Переняв у Кредне и Лухтаха искусство кузнеца, Зорко принялся изготавливать из металла удивительные вещи: тянул тончайшую серебряную нить и, оплетая ею серебряную же проволоку потолще, делал рыбачью сеть из серебра, а внутрь ее помещал серебряных же морских зверей и причудливых рыбин с глазами смарагдовыми, аметистовыми, адамантовыми или яхонтовыми. А то выковывал из железа цветок чертополоха или из тех же смарагда и аметиста вытачивал ветку вереска, а из меди и злата делал сноп колосьев. А еще ловко получались у Зорко золотые волшебные птицы, что столь чтимы были у веннов.
Геллах только посмеивался, словно знал, откуда что берется. Видя, что кузнечное мастерство, и умения златокузнеца, и работу с камнем тоже Зорко освоил лучше некуда, вельх принялся учить венна, как поступать с кожей, краской и холстом, из чего краски делать и как их должно смешивать, как обрабатывать кожи, и как вернее производить на них тиснение, и как плести из ремней крашеной кожи вещи изумительные.
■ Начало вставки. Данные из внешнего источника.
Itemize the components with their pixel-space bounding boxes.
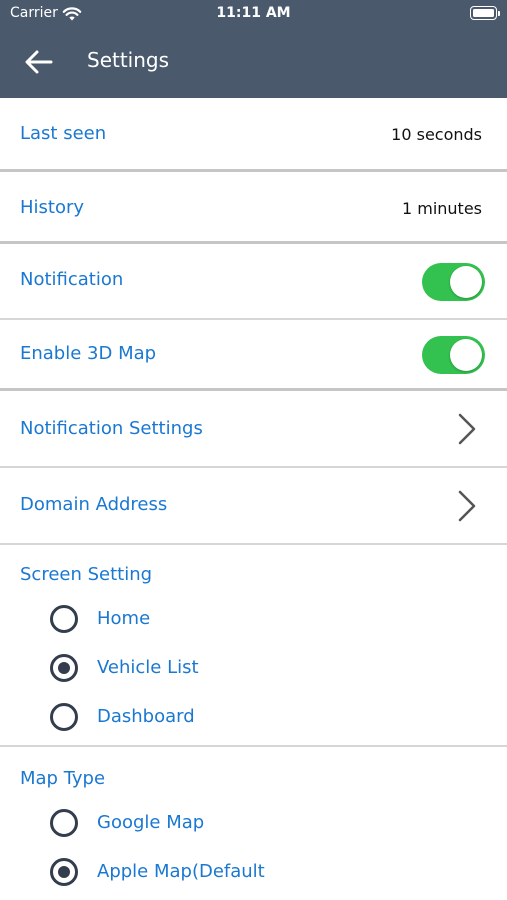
notification-row: Notification xyxy=(0,244,507,318)
page-title: Settings xyxy=(87,48,170,72)
radio-vehicle-list-label[interactable]: Vehicle List xyxy=(97,657,199,678)
last-seen-label: Last seen xyxy=(20,123,107,144)
map-type-title: Map Type xyxy=(20,768,106,789)
radio-apple-map-label[interactable]: Apple Map(Default xyxy=(97,861,265,882)
last-seen-value: 10 seconds xyxy=(391,125,482,144)
status-time: 11:11 AM xyxy=(216,5,291,21)
chevron-right-icon xyxy=(458,490,476,522)
notification-settings-row[interactable]: Notification Settings xyxy=(0,391,507,466)
radio-google-map[interactable] xyxy=(50,809,78,837)
screen-setting-section: Screen Setting Home Vehicle List Dashboa… xyxy=(0,545,507,745)
battery-icon xyxy=(470,6,500,20)
radio-home[interactable] xyxy=(50,605,78,633)
notification-toggle[interactable] xyxy=(422,263,485,301)
radio-apple-map[interactable] xyxy=(50,858,78,886)
radio-vehicle-list[interactable] xyxy=(50,654,78,682)
chevron-right-icon xyxy=(458,413,476,445)
last-seen-row[interactable]: Last seen 10 seconds xyxy=(0,98,507,170)
enable-3d-map-row: Enable 3D Map xyxy=(0,320,507,388)
screen-setting-title: Screen Setting xyxy=(20,564,153,585)
notification-settings-label: Notification Settings xyxy=(20,418,203,439)
domain-address-row[interactable]: Domain Address xyxy=(0,468,507,543)
enable-3d-map-toggle[interactable] xyxy=(422,336,485,374)
notification-label: Notification xyxy=(20,269,124,290)
map-type-section: Map Type Google Map Apple Map(Default xyxy=(0,747,507,900)
history-row[interactable]: History 1 minutes xyxy=(0,172,507,242)
radio-dashboard-label[interactable]: Dashboard xyxy=(97,706,195,727)
navigation-header: Carrier 11:11 AM Settings xyxy=(0,0,507,98)
domain-address-label: Domain Address xyxy=(20,494,168,515)
radio-home-label[interactable]: Home xyxy=(97,608,150,629)
back-arrow-icon[interactable] xyxy=(24,49,54,75)
enable-3d-map-label: Enable 3D Map xyxy=(20,343,157,364)
status-bar: Carrier 11:11 AM xyxy=(0,5,507,23)
radio-dashboard[interactable] xyxy=(50,703,78,731)
radio-google-map-label[interactable]: Google Map xyxy=(97,812,204,833)
history-value: 1 minutes xyxy=(401,199,482,218)
history-label: History xyxy=(20,197,85,218)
Черный пес с тех пор прибился к венну и повсюду его сопровождал, лишь изредка исчезая куда-то: то ли на охоту ходил, то ли искал себе пару, то ли навещал своих знакомых кузнецов или еще кого. Мойертах говорил, что как-то раз видел пса лежащим на вершине холма просто так, вытянув перед собой передние лапы и положив на них морду, будто слушал пес звуки и запахи летнего дня и, наслаждаясь ими, грустил.
Следующей осенью, когда трава на вершине Нок-Брана еще не стала бурой, но уже вскоре обещала таковой стать, Зорко отправился в Глесху за кожами. Для того Геллах дал ему повозку и лошадь, а поскольку рядом с повозкой бежал большой черный пес и мечом венн владел не хуже многих здешних рубак, больше никого с ним вместе не отпустил. Дело в том, что пиво в Глесху варят отменное и довольно крепкое, а девушки в Глесху считаются чуть не самыми красивыми на всем восходном побережье, но и парни в Глесху слывут большими забияками и крепкими драчунами. По этим соображениям наставник и отправил в Глесху чужестранца, зная, что того не завлекут слишком ни хмельное пиво, ни добрая драка, ни даже девушки из Глесху.